Put the nuts in the food processor and grind to a thick paste, scraping down the sides of the bowl and adding water a teaspoon at a time if necessary; add to the bowl. Add the miso, chili powder, and a pinch each salt and pepper and stir until combined.
Put 1 tablespoon vegetable oil on a rimmed baking sheet. Form the mixture into 6 to 8 small balls and carefully roll them to coat in the oil. Bake, undisturbed, until browned, 15 to 20 minutes. Trim, peel, and chop the onion and ginger.
Put 1 tablespoon vegetable oil in a medium skillet over medium-high heat. When it’s hot, add the onions and cook, stirring until soft, 3 to 5 minutes. Add the ginger and cook until fragrant, about a minute. Add the tamari and cook, scraping up any browned bits. Add 15 ounces of the crushed tomatoes (if you received a 28-ounce can, save the remainder for another use) and bring to a boil. Lower the heat so it bubbles gently and cook, stirring occasionally until thickened, 10 to 20 minutes. Rinse, trim and chop the scallion. Rinse the basil; chop the leaves.
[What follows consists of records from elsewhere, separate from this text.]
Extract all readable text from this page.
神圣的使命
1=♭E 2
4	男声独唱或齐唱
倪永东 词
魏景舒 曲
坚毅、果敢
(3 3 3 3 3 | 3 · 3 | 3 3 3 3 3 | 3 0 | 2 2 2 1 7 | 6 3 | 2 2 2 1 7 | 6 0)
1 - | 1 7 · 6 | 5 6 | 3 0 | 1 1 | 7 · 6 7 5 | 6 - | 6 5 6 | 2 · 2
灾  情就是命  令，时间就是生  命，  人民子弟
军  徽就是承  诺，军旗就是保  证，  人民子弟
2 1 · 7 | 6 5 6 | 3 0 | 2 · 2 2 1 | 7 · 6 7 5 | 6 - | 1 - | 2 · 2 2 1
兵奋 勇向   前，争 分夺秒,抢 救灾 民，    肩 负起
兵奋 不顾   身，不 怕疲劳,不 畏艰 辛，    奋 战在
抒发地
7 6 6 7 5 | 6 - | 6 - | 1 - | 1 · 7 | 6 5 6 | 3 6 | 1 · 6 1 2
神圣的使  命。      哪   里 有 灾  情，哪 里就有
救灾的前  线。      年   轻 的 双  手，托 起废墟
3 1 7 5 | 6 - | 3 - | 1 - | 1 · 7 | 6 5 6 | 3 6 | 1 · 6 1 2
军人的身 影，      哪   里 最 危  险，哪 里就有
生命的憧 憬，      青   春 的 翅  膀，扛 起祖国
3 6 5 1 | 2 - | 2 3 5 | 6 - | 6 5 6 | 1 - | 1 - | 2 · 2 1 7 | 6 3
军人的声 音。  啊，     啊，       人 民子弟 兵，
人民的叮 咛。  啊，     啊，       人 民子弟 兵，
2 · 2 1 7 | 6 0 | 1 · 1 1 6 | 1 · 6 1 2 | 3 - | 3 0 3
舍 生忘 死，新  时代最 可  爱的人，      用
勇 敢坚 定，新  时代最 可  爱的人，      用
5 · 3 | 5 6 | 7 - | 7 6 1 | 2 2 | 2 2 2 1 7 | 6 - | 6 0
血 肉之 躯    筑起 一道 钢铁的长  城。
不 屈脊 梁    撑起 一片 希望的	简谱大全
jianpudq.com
Rinse, trim, and peel the carrots. Starting at the top of each carrot, make ribbons with a vegetable peeler, turning as you work. Add the pasta to the boiling water, stir, and cook until barely tender, about 5 minutes. Add the carrots and cook until tender, 1 or 2 minutes. Drain the noodles, reserving 1/2 cup of the cooking water. Return them to the pot over low heat and stir in 1/2 cup sauce and 1/4 cup cooking water. Add the miso balls to the remaining sauce; taste and adjust the seasoning. To serve, top the noodles with meatballs and sauce, drizzle with sesame oil, and garnish with scallions and basil.